RIO DE JANEIRO – Brazilian President Luiz Inácio Lula da Silva’s first run-in with the military ended up giving a boost to the movement to gain access to the secret archives dating back to Brazil‘s 1964-1985 military dictatorship.
The Torture Never Again Group (GTNM) of Rio de Janeiro is demanding the immediate opening of what human rights activists refer to as the "archives of terror."
Since it was founded in 1985 by relatives of those killed, tortured, and "disappeared" in the "dirty war," the GTNM has played a key role in pressing for information on the identity, whereabouts, and fate of around 150 victims of military rule.
"What we have been denouncing since 1992 has now been proven: that the secret archives do exist," and can shed light on cases of torture and murder that the armed forces want to keep as an "eternal secret," Cecilia Coimbra, the group’s vice president, told IPS.
The London-based rights watchdog Amnesty International expressed its support for those efforts on Monday.
On Oct. 17, the newspaper Correio Braziliense, which is produced in the capital, Brasilia, published two photos that allegedly showed a local journalist, Wladimir Herzog, naked and in despair in a military prison in Sao Paulo shortly before he died there in October 1975.
At the time, the armed forces implausibly reported that Herzog had hung himself in his cell. The high-profile case had wide repercussions amidst the denunciations of torture and political repression, and led to the dismissal of the military commander of Sao Paulo.
After the photos were published, the army criticized the newspaper for "reviving the thirst for revenge and inciting a sterile debate" on the past.
The communiqué issued by the army claimed that the 1964 military coup d’etat was staged in response to "popular clamor," and that the political repression practiced by the military was "a legitimate response to the violence waged by those who refused to engage in dialogue and opted for radicalism and illegal actions."
But the declaration went even further, adding that the de facto regime led to "the construction of a new Brazil, in an environment of peace and security," and stating that in the army there has been "no change of position or conviction with regards to what occurred during that period of history."
The statement drew loud protests from members of the government and leaders of the ruling leftist Workers Party (PT), as well as from the human rights movement.
President Lula demanded that the army issue a retraction, which put Defense Minister José Viegas in a difficult position.
The chairman of the government’s Special Commission on the Death and Disappearance of Political Prisoners, Joao Luiz Pinaud, threatened to resign if the conditions making it possible to investigate the cases of forced disappearance were not guaranteed.
The crisis was overcome with a second statement, signed by army chief Roberto de Albuquerque, who admitted that the issue was not treated "in an appropriate manner." The communiqué also said "the army laments the death of journalist Wladimir Herzog" and that it defends democracy.
The man who appears in the photos published by the Correio Braziliense was apparently Canadian priest Leopold D’Astous, who was detained in 1973 by the security forces, along with a Catholic lay worker, Terezinha Sales.
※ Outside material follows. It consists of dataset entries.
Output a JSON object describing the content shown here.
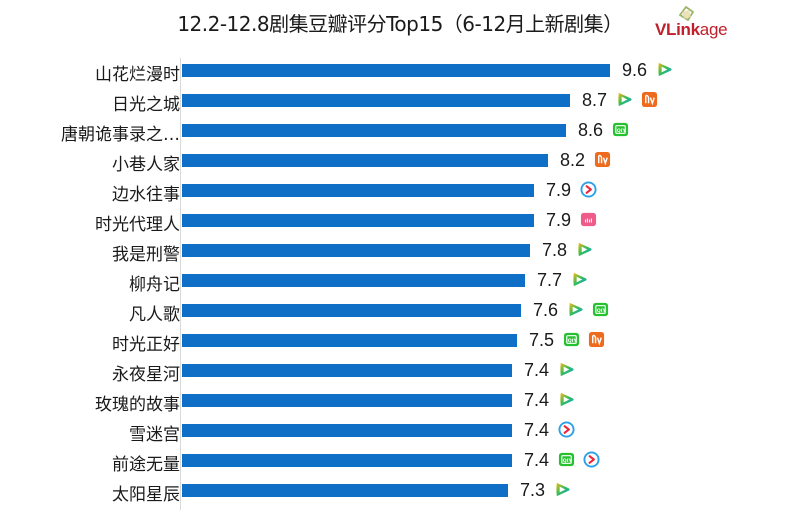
{
  "header": {
    "title": "12.2-12.8剧集豆瓣评分Top15（6-12月上新剧集）",
    "logo_main": "VLink",
    "logo_suffix": "age"
  },
  "platform_icons": {
    "tencent": {
      "name": "tencent-video-icon",
      "colors": [
        "#f9b813",
        "#2dbd5a",
        "#1aa3e8"
      ]
    },
    "mango": {
      "name": "mango-tv-icon",
      "color": "#ee6a1c"
    },
    "iqiyi": {
      "name": "iqiyi-icon",
      "color": "#25c12e"
    },
    "youku": {
      "name": "youku-icon",
      "colors": [
        "#2aa0ea",
        "#e8293b"
      ]
    },
    "bilibili": {
      "name": "bilibili-icon",
      "color": "#ee5c8a"
    }
  },
  "colors": {
    "bar": "#0f6fc6",
    "axis": "#d9d9d9",
    "logo": "#c0202a"
  },
  "chart_data": {
    "type": "bar",
    "orientation": "horizontal",
    "title": "12.2-12.8剧集豆瓣评分Top15（6-12月上新剧集）",
    "xlabel": "",
    "ylabel": "",
    "grid": false,
    "legend": null,
    "categories": [
      "山花烂漫时",
      "日光之城",
      "唐朝诡事录之…",
      "小巷人家",
      "边水往事",
      "时光代理人",
      "我是刑警",
      "柳舟记",
      "凡人歌",
      "时光正好",
      "永夜星河",
      "玫瑰的故事",
      "雪迷宫",
      "前途无量",
      "太阳星辰"
    ],
    "values": [
      9.6,
      8.7,
      8.6,
      8.2,
      7.9,
      7.9,
      7.8,
      7.7,
      7.6,
      7.5,
      7.4,
      7.4,
      7.4,
      7.4,
      7.3
    ],
    "value_labels": [
      "9.6",
      "8.7",
      "8.6",
      "8.2",
      "7.9",
      "7.9",
      "7.8",
      "7.7",
      "7.6",
      "7.5",
      "7.4",
      "7.4",
      "7.4",
      "7.4",
      "7.3"
    ],
    "platforms": [
      [
        "tencent"
      ],
      [
        "tencent",
        "mango"
      ],
      [
        "iqiyi"
      ],
      [
        "mango"
      ],
      [
        "youku"
      ],
      [
        "bilibili"
      ],
      [
        "tencent"
      ],
      [
        "tencent"
      ],
      [
        "tencent",
        "iqiyi"
      ],
      [
        "iqiyi",
        "mango"
      ],
      [
        "tencent"
      ],
      [
        "tencent"
      ],
      [
        "youku"
      ],
      [
        "iqiyi",
        "youku"
      ],
      [
        "tencent"
      ]
    ]
  }
}
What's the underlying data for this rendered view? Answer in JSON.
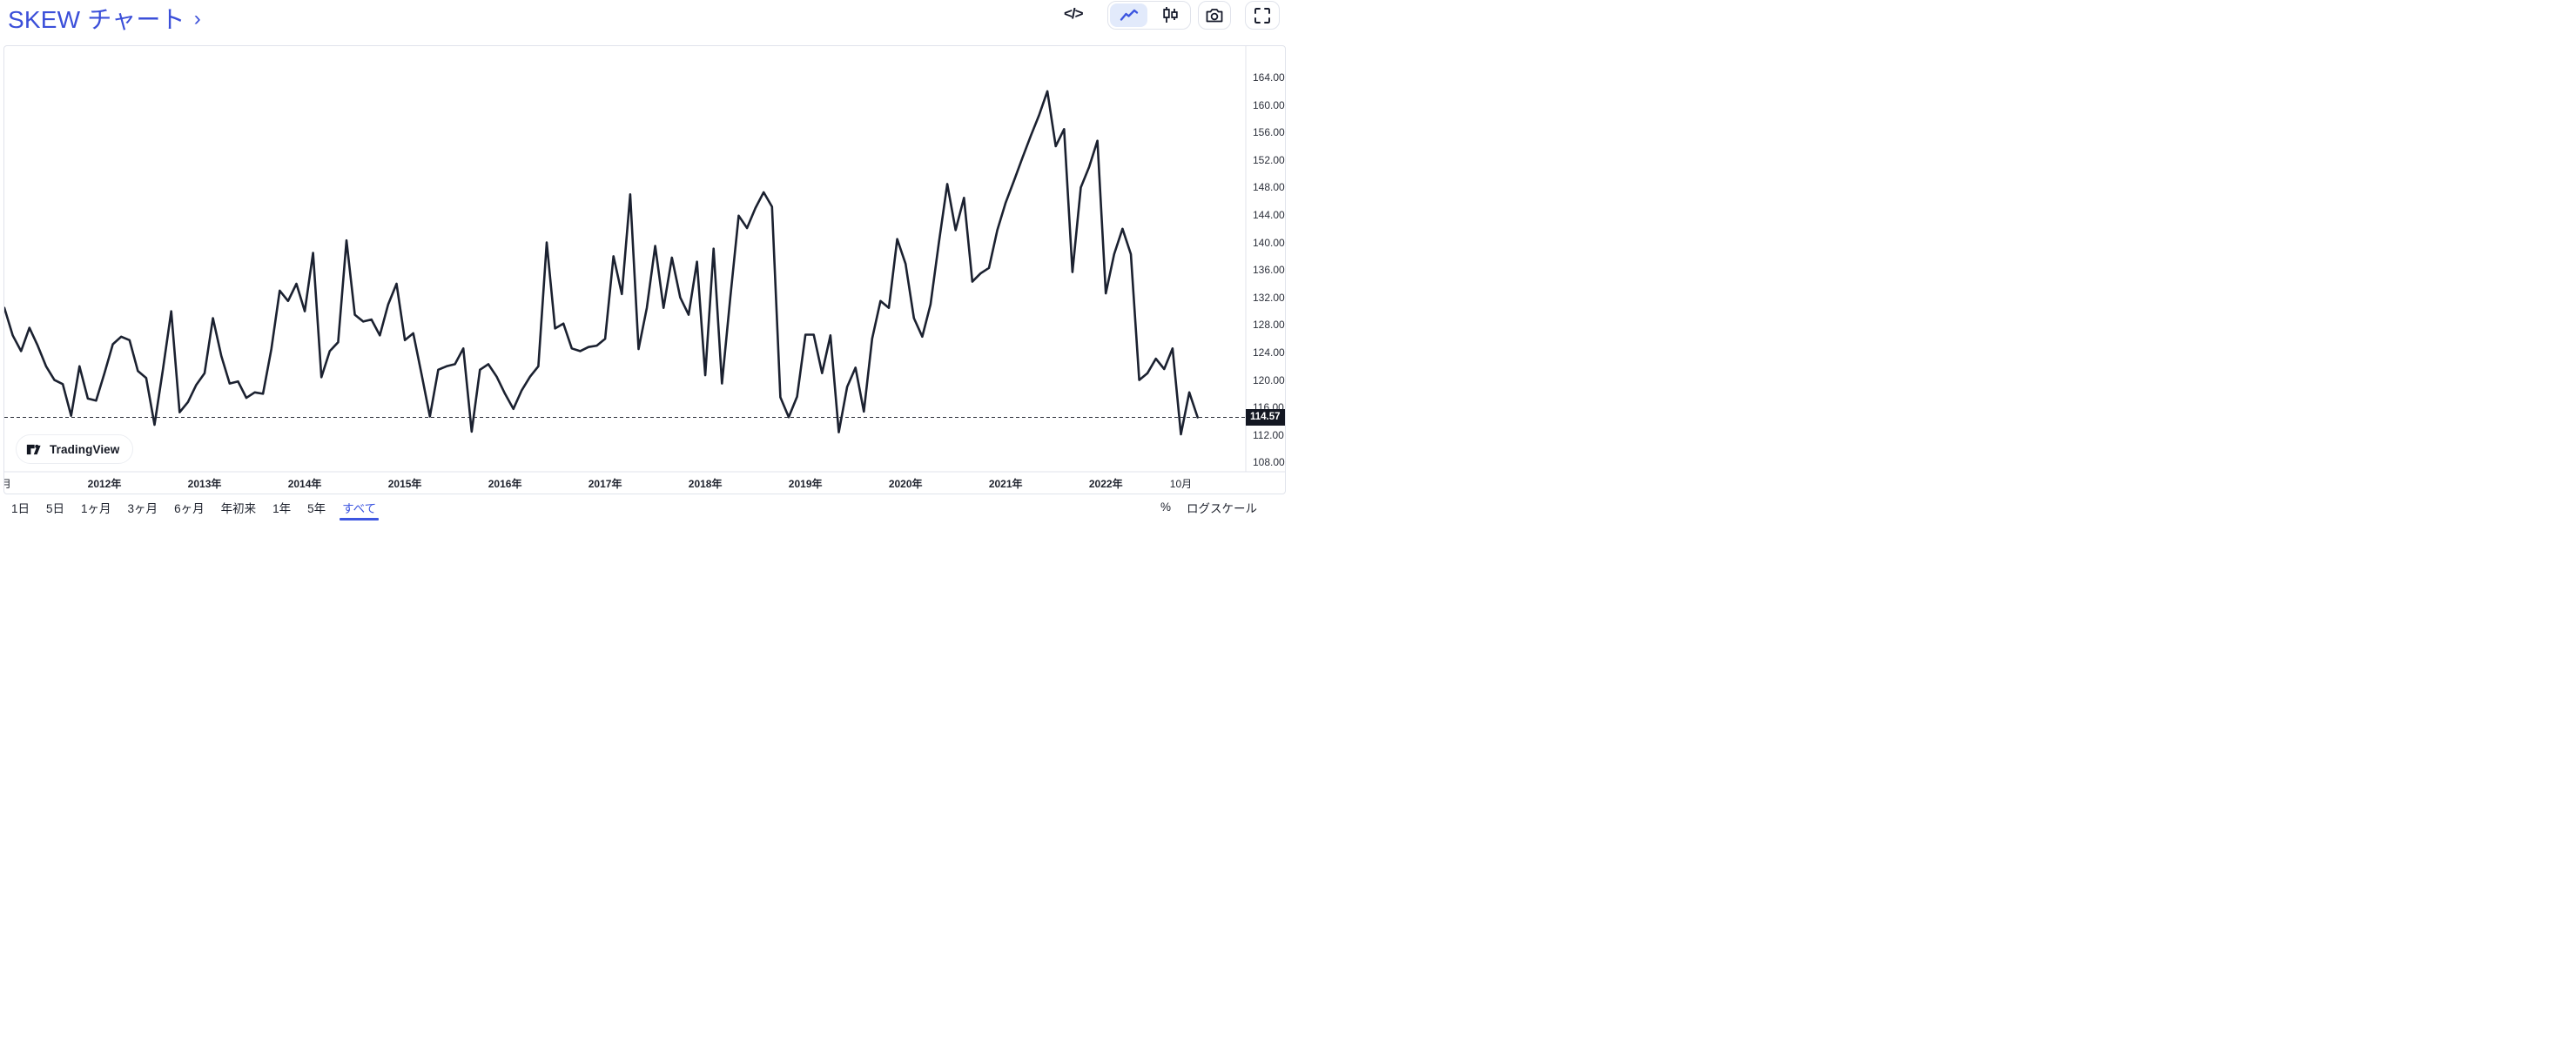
{
  "header": {
    "title": "SKEW チャート",
    "chevron": "›"
  },
  "toolbar": {
    "embed_label": "</>",
    "icons": [
      {
        "name": "embed-code-icon",
        "glyph": "</>"
      },
      {
        "name": "line-chart-icon",
        "selected": true
      },
      {
        "name": "candlestick-icon",
        "selected": false
      },
      {
        "name": "camera-icon",
        "selected": false
      },
      {
        "name": "fullscreen-icon",
        "selected": false
      }
    ]
  },
  "chart": {
    "watermark": "TradingView",
    "current_value": "114.57",
    "colors": {
      "line": "#1b2130",
      "title_blue": "#3b4fd9",
      "accent_blue": "#3d56e0",
      "border": "#e0e3eb",
      "label_bg": "#131722",
      "axis_text": "#2a2e39"
    }
  },
  "chart_data": {
    "type": "line",
    "title": "SKEW",
    "frequency": "monthly",
    "start": "2011-01",
    "end": "2022-12",
    "current_value": 114.57,
    "grid": false,
    "legend_position": "none",
    "y_axis_range": [
      106.5,
      169.0
    ],
    "y_ticks": [
      "164.00",
      "160.00",
      "156.00",
      "152.00",
      "148.00",
      "144.00",
      "140.00",
      "136.00",
      "132.00",
      "128.00",
      "124.00",
      "120.00",
      "116.00",
      "112.00",
      "108.00"
    ],
    "x_ticks": [
      {
        "label": "月",
        "month_index": 0.2
      },
      {
        "label": "2012年",
        "month_index": 12
      },
      {
        "label": "2013年",
        "month_index": 24
      },
      {
        "label": "2014年",
        "month_index": 36
      },
      {
        "label": "2015年",
        "month_index": 48
      },
      {
        "label": "2016年",
        "month_index": 60
      },
      {
        "label": "2017年",
        "month_index": 72
      },
      {
        "label": "2018年",
        "month_index": 84
      },
      {
        "label": "2019年",
        "month_index": 96
      },
      {
        "label": "2020年",
        "month_index": 108
      },
      {
        "label": "2021年",
        "month_index": 120
      },
      {
        "label": "2022年",
        "month_index": 132
      },
      {
        "label": "10月",
        "month_index": 141
      }
    ],
    "values": [
      130.5,
      126.5,
      124.2,
      127.6,
      125.0,
      122.0,
      120.0,
      119.4,
      114.8,
      122.0,
      117.3,
      117.0,
      121.0,
      125.2,
      126.3,
      125.8,
      121.3,
      120.3,
      113.5,
      121.5,
      130.0,
      115.3,
      116.8,
      119.3,
      121.0,
      129.0,
      123.5,
      119.5,
      119.8,
      117.4,
      118.2,
      118.0,
      124.5,
      133.0,
      131.5,
      134.0,
      130.0,
      138.5,
      120.4,
      124.2,
      125.5,
      140.3,
      129.5,
      128.5,
      128.8,
      126.5,
      131.0,
      134.0,
      125.8,
      126.8,
      120.8,
      114.7,
      121.5,
      122.0,
      122.3,
      124.6,
      112.5,
      121.5,
      122.3,
      120.5,
      118.0,
      115.8,
      118.5,
      120.5,
      122.0,
      140.0,
      127.5,
      128.2,
      124.6,
      124.2,
      124.8,
      125.0,
      126.0,
      138.0,
      132.5,
      147.0,
      124.5,
      130.5,
      139.5,
      130.5,
      137.8,
      132.0,
      129.5,
      137.2,
      120.7,
      139.1,
      119.5,
      132.0,
      143.9,
      142.1,
      145.0,
      147.3,
      145.2,
      117.5,
      114.6,
      117.6,
      126.6,
      126.6,
      121.0,
      126.5,
      112.4,
      119.0,
      121.8,
      115.4,
      126.0,
      131.5,
      130.5,
      140.5,
      136.9,
      129.0,
      126.3,
      131.0,
      140.0,
      148.5,
      141.8,
      146.5,
      134.3,
      135.5,
      136.3,
      141.8,
      145.8,
      149.0,
      152.3,
      155.5,
      158.5,
      162.0,
      154.0,
      156.5,
      135.7,
      148.0,
      151.0,
      154.8,
      132.6,
      138.3,
      142.0,
      138.3,
      120.0,
      121.0,
      123.1,
      121.6,
      124.6,
      112.1,
      118.2,
      114.57
    ]
  },
  "footer": {
    "ranges": [
      {
        "label": "1日",
        "selected": false
      },
      {
        "label": "5日",
        "selected": false
      },
      {
        "label": "1ヶ月",
        "selected": false
      },
      {
        "label": "3ヶ月",
        "selected": false
      },
      {
        "label": "6ヶ月",
        "selected": false
      },
      {
        "label": "年初来",
        "selected": false
      },
      {
        "label": "1年",
        "selected": false
      },
      {
        "label": "5年",
        "selected": false
      },
      {
        "label": "すべて",
        "selected": true
      }
    ],
    "percent_label": "%",
    "log_label": "ログスケール"
  }
}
Both were tortured and photographed naked, as a form of pressure to force D’Astous to leave the country.
However, Herzog’s widow says that at least one of the photos is of her husband.
Regardless of the controversy over who appears in the two photos, the images made it clear that "the archives exist," said Coimbra.
The photos were in the hands of the Human Rights Commission in the lower house of Congress, but had not been made public, she said.
The army claims that all secret military archives were destroyed, but that is "only an argument to keep them hidden," said the activist.
Under pressure from the armed forces, former president Fernando Henrique Cardoso (1995-2003) signed a decree in 2002 expanding the timeframe for keeping the government’s most confidential documents secret from 30 to 50 years.
The GTNM is demanding that the decree, which was ratified by Lula in February 2003, be overturned.
The military has a long tradition of keeping documents secret. The archives from the 1865-1870 War of the Triple Alliance, in which Brazil, Argentina, and Uruguay fought against Paraguay, still remain closed today, said historian Denise Rollemberg, who is researching the period of the recent military regime.
But today there is greater pressure from society, the human rights movement has gained strength, and the families of the "disappeared" are actively demanding information, she commented to IPS.
"I have hopes that now things will be different," said Rollemberg.
Although the military successfully dismantled the groups that opposed the dictatorship, "they have lost the memory battle," she added, underlining the importance of salvaging that portion of the country’s recent history, to avoid a repeat of the torture, censorship and other crimes committed by the authoritarian regime.